Inguinal hernias containing a kidney or perinephric tissue are extremely rare and usually related to cases involving a kidney positioned in the pelvis. We report the case of a 79-year-old man who presented with abdominal pain and scrotal swelling. He was found on imaging to have an inferiorly displaced kidney with an inguinal herniation of Gerota fascia, as well as an obstructing ureteral stone with an associated forniceal rupture. The unusual renal anatomy, as well as the management of a forniceal rupture, is discussed.

Inguinal hernias containing the kidney or perinephric tissue are extremely rare and are usually related to a kidney positioned in the pelvis.1,2 A case report by Farrell et al3 described nephropexy for a supernumerary kidney contained within an inguinal hernia. The patient described in the present report had this unique anatomy coupled with urolithiasis and associated complications. 
Report of Case
A 79-year-old man with a history of nephrolithiasis presented to the emergency department with a 2-day history of left lower quadrant abdominal pain radiating to the groin. He had a visible left inguinal hernia, which had been present for years but had recently enlarged (Figure 1). He had associated anorexia, nausea, and vomiting. The patient denied fever, chills, dysuria, and urinary frequency or urgency. He reported mild hesitancy with initiating a urinary stream and swelling in the scrotum. He had no history of urologic conditions or abdominal operations. 
Figure 1.
Large left inguinal hernia with mild scrotal erythema in a 79-year-old man who presented with left lower quadrant abdominal pain radiating to the groin.
Figure 1.
Large left inguinal hernia with mild scrotal erythema in a 79-year-old man who presented with left lower quadrant abdominal pain radiating to the groin.

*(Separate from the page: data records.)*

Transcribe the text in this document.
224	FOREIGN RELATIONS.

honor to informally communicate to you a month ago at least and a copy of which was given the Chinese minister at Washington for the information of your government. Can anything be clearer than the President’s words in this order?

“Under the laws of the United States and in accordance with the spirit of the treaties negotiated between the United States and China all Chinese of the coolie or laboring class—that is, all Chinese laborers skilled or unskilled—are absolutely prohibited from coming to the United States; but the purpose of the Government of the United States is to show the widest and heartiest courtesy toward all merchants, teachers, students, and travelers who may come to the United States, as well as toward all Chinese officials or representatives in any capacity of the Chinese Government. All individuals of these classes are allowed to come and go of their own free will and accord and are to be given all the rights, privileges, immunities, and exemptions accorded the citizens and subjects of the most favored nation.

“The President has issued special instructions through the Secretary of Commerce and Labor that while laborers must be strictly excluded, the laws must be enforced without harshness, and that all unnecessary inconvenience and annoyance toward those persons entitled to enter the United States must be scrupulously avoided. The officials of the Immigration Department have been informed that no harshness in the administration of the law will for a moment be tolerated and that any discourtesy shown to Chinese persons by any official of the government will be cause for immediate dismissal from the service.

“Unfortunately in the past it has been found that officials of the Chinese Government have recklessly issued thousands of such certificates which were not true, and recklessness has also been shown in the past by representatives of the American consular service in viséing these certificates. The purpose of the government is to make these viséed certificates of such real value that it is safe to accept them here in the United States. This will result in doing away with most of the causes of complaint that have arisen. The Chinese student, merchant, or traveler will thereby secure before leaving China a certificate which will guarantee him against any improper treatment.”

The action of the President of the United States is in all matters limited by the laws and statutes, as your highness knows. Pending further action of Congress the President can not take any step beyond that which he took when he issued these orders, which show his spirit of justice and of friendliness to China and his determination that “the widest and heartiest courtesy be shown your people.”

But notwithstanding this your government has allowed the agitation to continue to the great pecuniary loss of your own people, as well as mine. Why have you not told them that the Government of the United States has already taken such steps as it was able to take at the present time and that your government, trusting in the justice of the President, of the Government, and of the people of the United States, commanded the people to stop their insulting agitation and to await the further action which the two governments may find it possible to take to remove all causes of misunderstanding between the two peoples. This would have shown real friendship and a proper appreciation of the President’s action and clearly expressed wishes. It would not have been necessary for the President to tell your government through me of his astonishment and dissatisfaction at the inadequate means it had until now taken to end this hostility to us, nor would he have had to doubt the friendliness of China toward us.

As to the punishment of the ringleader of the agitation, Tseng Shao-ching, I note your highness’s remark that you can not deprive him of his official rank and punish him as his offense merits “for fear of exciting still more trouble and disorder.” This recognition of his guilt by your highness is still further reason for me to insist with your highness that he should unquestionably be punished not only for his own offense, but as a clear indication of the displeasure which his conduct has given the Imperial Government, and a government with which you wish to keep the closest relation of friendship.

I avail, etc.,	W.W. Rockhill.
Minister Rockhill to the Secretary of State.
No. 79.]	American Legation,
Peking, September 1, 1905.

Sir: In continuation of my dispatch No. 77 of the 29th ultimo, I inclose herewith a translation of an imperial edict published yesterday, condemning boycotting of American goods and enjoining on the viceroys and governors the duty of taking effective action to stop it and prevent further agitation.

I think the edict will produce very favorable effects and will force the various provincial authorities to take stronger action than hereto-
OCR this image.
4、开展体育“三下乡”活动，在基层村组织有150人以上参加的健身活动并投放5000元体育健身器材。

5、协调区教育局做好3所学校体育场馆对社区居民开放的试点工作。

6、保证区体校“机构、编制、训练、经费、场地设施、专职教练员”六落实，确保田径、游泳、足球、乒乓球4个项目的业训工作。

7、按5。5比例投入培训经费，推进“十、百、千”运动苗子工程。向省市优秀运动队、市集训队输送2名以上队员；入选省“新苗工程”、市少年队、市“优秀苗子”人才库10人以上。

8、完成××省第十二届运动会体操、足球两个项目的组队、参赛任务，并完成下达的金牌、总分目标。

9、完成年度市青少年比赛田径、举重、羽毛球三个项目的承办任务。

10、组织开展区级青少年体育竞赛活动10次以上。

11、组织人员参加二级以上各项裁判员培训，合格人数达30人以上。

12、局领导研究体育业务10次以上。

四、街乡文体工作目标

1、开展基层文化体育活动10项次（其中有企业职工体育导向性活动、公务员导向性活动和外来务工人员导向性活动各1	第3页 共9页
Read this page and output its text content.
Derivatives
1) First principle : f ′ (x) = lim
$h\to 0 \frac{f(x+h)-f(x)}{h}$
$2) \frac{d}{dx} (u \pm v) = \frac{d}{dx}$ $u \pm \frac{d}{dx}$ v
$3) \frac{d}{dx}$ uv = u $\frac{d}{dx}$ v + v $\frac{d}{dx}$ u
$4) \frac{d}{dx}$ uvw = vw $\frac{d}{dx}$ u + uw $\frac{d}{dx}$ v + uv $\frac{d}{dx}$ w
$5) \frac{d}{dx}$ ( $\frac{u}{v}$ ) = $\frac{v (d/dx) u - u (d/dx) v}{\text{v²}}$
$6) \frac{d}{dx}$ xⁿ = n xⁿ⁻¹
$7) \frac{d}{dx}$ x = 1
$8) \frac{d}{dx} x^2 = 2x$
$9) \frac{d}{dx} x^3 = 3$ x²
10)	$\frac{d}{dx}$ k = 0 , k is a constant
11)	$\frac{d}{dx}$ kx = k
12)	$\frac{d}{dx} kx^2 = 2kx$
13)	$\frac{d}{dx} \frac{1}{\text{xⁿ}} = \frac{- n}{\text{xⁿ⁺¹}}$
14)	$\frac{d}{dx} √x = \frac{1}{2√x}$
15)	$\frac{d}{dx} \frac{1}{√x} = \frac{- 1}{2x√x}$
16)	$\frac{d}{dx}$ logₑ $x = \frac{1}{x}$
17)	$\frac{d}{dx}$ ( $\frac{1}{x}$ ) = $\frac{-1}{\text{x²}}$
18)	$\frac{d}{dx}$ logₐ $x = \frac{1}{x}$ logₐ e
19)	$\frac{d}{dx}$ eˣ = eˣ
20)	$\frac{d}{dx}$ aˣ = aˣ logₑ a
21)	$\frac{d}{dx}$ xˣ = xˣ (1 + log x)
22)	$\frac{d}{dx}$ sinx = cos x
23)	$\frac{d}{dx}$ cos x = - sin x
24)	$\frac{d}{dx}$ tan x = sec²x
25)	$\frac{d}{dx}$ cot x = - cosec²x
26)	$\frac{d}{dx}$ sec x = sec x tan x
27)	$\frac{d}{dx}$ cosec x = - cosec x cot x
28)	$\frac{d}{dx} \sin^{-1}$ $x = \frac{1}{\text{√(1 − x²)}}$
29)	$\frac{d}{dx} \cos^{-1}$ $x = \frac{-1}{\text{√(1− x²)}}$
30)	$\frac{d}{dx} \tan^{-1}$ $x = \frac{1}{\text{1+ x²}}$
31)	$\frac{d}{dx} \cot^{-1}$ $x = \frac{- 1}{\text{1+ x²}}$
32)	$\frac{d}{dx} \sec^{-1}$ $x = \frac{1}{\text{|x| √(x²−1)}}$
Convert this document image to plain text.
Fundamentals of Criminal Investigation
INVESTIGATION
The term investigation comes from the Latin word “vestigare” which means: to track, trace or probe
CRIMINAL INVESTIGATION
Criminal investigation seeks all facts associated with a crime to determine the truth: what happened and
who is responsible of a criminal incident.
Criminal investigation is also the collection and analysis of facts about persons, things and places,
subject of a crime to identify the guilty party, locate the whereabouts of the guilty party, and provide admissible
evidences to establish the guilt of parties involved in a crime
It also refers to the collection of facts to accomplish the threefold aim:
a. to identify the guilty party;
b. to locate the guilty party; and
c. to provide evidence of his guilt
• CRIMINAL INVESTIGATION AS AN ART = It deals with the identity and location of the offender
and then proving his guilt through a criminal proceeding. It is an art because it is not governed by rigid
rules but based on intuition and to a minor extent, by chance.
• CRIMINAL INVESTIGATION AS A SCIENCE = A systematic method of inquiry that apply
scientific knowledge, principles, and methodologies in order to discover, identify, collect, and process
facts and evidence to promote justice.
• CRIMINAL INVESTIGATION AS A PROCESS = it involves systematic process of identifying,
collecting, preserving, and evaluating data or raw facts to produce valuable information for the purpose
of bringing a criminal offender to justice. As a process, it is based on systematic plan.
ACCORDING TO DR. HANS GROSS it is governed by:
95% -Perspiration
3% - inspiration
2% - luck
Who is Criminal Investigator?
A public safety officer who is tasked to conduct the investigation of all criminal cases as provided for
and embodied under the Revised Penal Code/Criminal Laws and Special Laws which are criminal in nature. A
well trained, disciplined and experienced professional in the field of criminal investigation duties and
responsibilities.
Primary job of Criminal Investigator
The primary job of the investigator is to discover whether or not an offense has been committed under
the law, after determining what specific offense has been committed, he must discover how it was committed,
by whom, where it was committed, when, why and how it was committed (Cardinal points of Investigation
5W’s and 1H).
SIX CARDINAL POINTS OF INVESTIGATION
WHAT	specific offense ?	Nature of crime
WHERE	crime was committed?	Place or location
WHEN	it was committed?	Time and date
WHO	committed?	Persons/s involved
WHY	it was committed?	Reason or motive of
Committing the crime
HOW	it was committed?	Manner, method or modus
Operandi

The patient was afebrile with stable vital signs. A urinalysis demonstrated microscopic hematuria, and laboratory studies revealed a serum creatinine level of 1.2 mg/dL and a leukocyte count of 9000/mm3 without bandemia. Computed tomographic images revealed an inferiorly displaced left kidney with a 3×4-mm proximal ureteral stone, hydronephrosis, perinephric fat stranding, and fluid tracking in the retroperitoneum around the kidney and into the scrotum. The left kidney was normally rotated and was supplied by a single renal artery and vein located at the L1 vertebra. These findings were consistent with a forniceal rupture secondary to ureterolithiasis, normal renal hilar anatomy, and inferiorly displaced kidney with herniation of the Gerota fascia into an inguinal hernia (Figure 2 and Figure 3). The patient also had an incidental contralateral nonobstructing renal stone. He was taken to the operating room for bilateral ureteral stent placement. His urine culture was ultimately negative for bacterial infection, and he did not require antibiotics. His anorexia resolved after stent placement, and he was discharged the same day. He eventually underwent bilateral ureteroscopy with laser lithotripsy without complication or acute postoperative events. 
Figure 2.
Left kidney with a 3×4-mm proximal ureteral stone, hydronephrosis, and perinephric fluid in a 79-year-old man.
Figure 2.
Left kidney with a 3×4-mm proximal ureteral stone, hydronephrosis, and perinephric fluid in a 79-year-old man.
Figure 3.
Increased perinephric fat and an enlarged left inguinal hernia containing Gerota fascia in a 79-year-old man.
Figure 3.
Increased perinephric fat and an enlarged left inguinal hernia containing Gerota fascia in a 79-year-old man.
Discussion
Inguinal hernias are clinically common and usually contain fluid, intestines, or fat. Reports of inguinal hernias containing nephric or perinephric tissues, however, are extremely rare,3-5 as are studies citing supernumerary kidneys presenting as hernias.4 A case5 of an inguinal hernia containing a portion of the bladder was described in association with a kidney positioned in the pelvis. To our knowledge, none of these cases were complicated by an obstructing ureteral stone or forniceal rupture. 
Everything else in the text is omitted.